On Sun, Nov 12, 2023 at 4:32 PM Holden Karau  wrote:

> To be clear: I am generally supportive of the idea (+1) but have some
> follow-up questions:
>
> Have we taken the time to learn from the other operators? Do we have a
> compatible CRD/API or not (and if so why?)
> The API seems to assume that everything is packaged in the container in
> advance, but I imagine that might not be the case for many folks who have
> Java or Python packages published to cloud storage and they want to use?

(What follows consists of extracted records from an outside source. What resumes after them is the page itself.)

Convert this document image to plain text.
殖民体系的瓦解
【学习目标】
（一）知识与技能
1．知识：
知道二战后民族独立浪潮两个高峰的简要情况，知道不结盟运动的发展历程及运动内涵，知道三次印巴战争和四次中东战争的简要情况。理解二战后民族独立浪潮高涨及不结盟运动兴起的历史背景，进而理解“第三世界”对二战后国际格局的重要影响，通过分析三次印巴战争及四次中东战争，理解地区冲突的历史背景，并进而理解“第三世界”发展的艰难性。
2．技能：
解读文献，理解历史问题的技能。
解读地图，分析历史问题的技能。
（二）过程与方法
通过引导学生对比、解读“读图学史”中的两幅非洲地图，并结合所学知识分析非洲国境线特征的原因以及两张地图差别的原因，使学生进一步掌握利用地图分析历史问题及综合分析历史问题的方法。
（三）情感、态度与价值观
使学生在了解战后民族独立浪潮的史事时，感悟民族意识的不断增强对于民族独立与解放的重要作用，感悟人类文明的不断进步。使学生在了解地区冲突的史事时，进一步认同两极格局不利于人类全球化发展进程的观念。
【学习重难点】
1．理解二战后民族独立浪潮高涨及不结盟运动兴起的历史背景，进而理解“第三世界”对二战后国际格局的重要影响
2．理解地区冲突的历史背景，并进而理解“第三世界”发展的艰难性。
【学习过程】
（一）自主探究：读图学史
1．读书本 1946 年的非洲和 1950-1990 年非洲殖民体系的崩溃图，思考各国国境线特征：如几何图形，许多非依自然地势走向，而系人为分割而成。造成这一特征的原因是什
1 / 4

> What's our plan for the testing on the potential version explosion (not
> tying ourselves to operator version -> spark version makes a lot of sense,
> but how do we reasonably assure ourselves that the cross product of
> Operator Version, Kube Version, and Spark Version all function)? Do we have
> CI resources for this?
> Is there a current (non-open source operator) that folks from Apple are
> using and planning to open source, or is this a fresh "from the ground up"
> operator proposal?
> One of the key reasons for this is listed as "An out-of-the-box automation
> solution that scales effectively" but I don't see any discussion of the
> target scale or plans to achieve it?
>
>
>
> On Thu, Nov 9, 2023 at 9:02 PM Zhou Jiang  wrote:
>
>> Hi Spark community,
>>
>> I'm reaching out to initiate a conversation about the possibility of
>> developing a Java-based Kubernetes operator for Apache Spark. Following the
>> operator pattern (
>> https://kubernetes.io/docs/concepts/extend-kubernetes/operator/), Spark
>> users may manage applications and related components seamlessly using
>> native tools like kubectl. The primary goal is to simplify the Spark user
>> experience on Kubernetes, minimizing the learning curve and operational
>> complexities and therefore enable users to focus on the Spark application
>> development.
>>
>> Although there are several open-source Spark on Kubernetes operators
>> available, none of them are officially integrated into the Apache Spark
>> project. As a result, these operators may lack active support and
>> development for new features. Within this proposal, our aim is to introduce
>> a Java-based Spark operator as an integral component of the Apache Spark
>> project. This solution has been employed internally at Apple for multiple
>> years, operating millions of executors in real production environments. The
>> use of Java in this solution is intended to accommodate a wider user and
>> contributor audience, especially those who are familiar with Scala.
>>
>> Ideally, this operator should have its dedicated repository, similar to
>> Spark Connect Golang or Spark Docker, allowing it to maintain a loose
>> connection with the Spark release cycle. This model is also followed by the
>> Apache Flink Kubernetes operator.
>>
>> We believe that this project holds the potential to evolve into a
>> thriving community project over the long run. A